Day 15 Trigodina

Saturday 1st October and today's route follows rolling hills with oak. The oaks here are small at six metres tall; I expect this is so they can sustain themselves over the summer. Winters must get cold and damp judging by the moss and lichen on the trees.
This is a truffle region as I may have mentioned and dogs as well as pigs may be used to sniff them out.
It being a Saturday there are working parties out maintaining the path. My initial thought is that the path didn't need any maintenance; but of course that's because of the working parties.

Walking 475 miles solo you get to learn things about yourself. You are forced sometimes to understand your limits and limitations. I learnt this morning that downing 200g of haribo sweets in one sitting is probably 50g to much. Yes, I know, profound. 

I was lucky in stocking up on food last night (fig rolls and bananas) as it was a four hour walk to Cahors with no food stops along the way which may explain why one house in the middle of nowhere had a sign welcoming people in for water.

Today's highlight was the town of Cahors on the river Lot. Looking down it appears new but then you see the old town nestled to the west with its ancient cathedral. The river and cliffs bound the town on the west so expansion is to the east where the U-shaped course of the river now blocks that expansion. I cross the bridge into Cahors which is named after Loiuse Phillipe, France's last king from 1830 to 1848 who came to power following an uprising and forced to abdicate after another uprising. There is a pilgrim welcome booth on the bridge where I am given a coffee and a stamp in my pilgrim passport. Note the earlier red one top left where they provided the option of normal or "rock n roll".
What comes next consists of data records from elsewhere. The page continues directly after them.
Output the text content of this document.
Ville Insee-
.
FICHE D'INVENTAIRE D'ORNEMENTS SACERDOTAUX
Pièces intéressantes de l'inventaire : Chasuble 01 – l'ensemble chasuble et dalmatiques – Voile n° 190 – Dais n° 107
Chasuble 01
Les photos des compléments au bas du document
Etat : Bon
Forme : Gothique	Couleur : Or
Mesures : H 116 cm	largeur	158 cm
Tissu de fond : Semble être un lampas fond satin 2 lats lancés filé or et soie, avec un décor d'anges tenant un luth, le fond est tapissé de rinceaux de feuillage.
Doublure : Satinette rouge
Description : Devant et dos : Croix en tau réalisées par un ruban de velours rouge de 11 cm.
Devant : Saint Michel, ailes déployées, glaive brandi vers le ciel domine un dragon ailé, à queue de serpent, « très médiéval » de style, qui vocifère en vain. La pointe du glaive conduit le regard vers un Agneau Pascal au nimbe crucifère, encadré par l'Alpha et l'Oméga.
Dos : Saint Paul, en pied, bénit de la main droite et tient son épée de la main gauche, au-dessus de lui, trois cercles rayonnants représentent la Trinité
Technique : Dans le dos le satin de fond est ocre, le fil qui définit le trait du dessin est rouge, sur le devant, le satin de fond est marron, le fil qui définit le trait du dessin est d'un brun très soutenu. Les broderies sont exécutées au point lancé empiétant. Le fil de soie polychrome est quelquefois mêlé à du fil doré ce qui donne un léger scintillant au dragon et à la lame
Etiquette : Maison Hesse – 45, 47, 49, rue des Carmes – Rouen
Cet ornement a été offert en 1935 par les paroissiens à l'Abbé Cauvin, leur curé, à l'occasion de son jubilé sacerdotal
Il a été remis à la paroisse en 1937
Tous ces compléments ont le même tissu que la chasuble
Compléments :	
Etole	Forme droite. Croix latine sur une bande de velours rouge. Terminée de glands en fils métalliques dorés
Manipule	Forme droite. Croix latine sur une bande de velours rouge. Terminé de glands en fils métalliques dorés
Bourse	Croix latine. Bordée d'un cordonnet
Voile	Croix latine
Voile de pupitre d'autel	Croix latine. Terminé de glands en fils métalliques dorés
Cahors cathedral is worth the trip and as I sit over a double espresso contemplating the next 13km I see someone sat outside smoking a pipe; he is about 25 years old and in this day of vaping it is unusual. Hidden in there was my second learning point. Today's walk spans parts 1 and 2 of my guide which is in two books. My last gite was 3km off the main route and I didn't get the maths rights. So, "do the maths!" as I very nearly found my walking limit.

I knew it was a category red climb out of Cahors and my third lesson today was what category red meant. 
My final lesson came when I finally asked someone what those circular stone shelters were for. His answer was simple. "For shelter". Sometimes the answer is just staring you in the face.

Frankly it's a bit of a slog to my gite, Trigodina, as I had mis-calculated the distance and it is 32km and not 26km so that is 8 hours of walking over a 9 hour period. I do spot some ancient machinery by the wayside and its unusual to see one so complete outside a museum.

When I arrive Gite d'étape Trigodina there is no-one there until I find someone round the back chopping wood. They say they are closed but a place down the road may have space. It is now already 17:30 so I find some space and sit down to think clearly. Thrusting my email confirmation at them will nit be productive so I make two calls to each of the two numbers I have for the place down the road but no answer. I am in the middle of nowhere and on my longest day, it's a Saturday, and I am without a bed. It is a two hour walk to go on to the next town where I might find something. 

Sometimes you just have to backtrack and there was that farmers greenhouse 1km back. At other times you buy yourself out of trouble. I use both of these tactics in moderation and after making a booking I walk back 3. 2km to a Chambres d'Hotes. It is smart and I'll be able to do some laundry.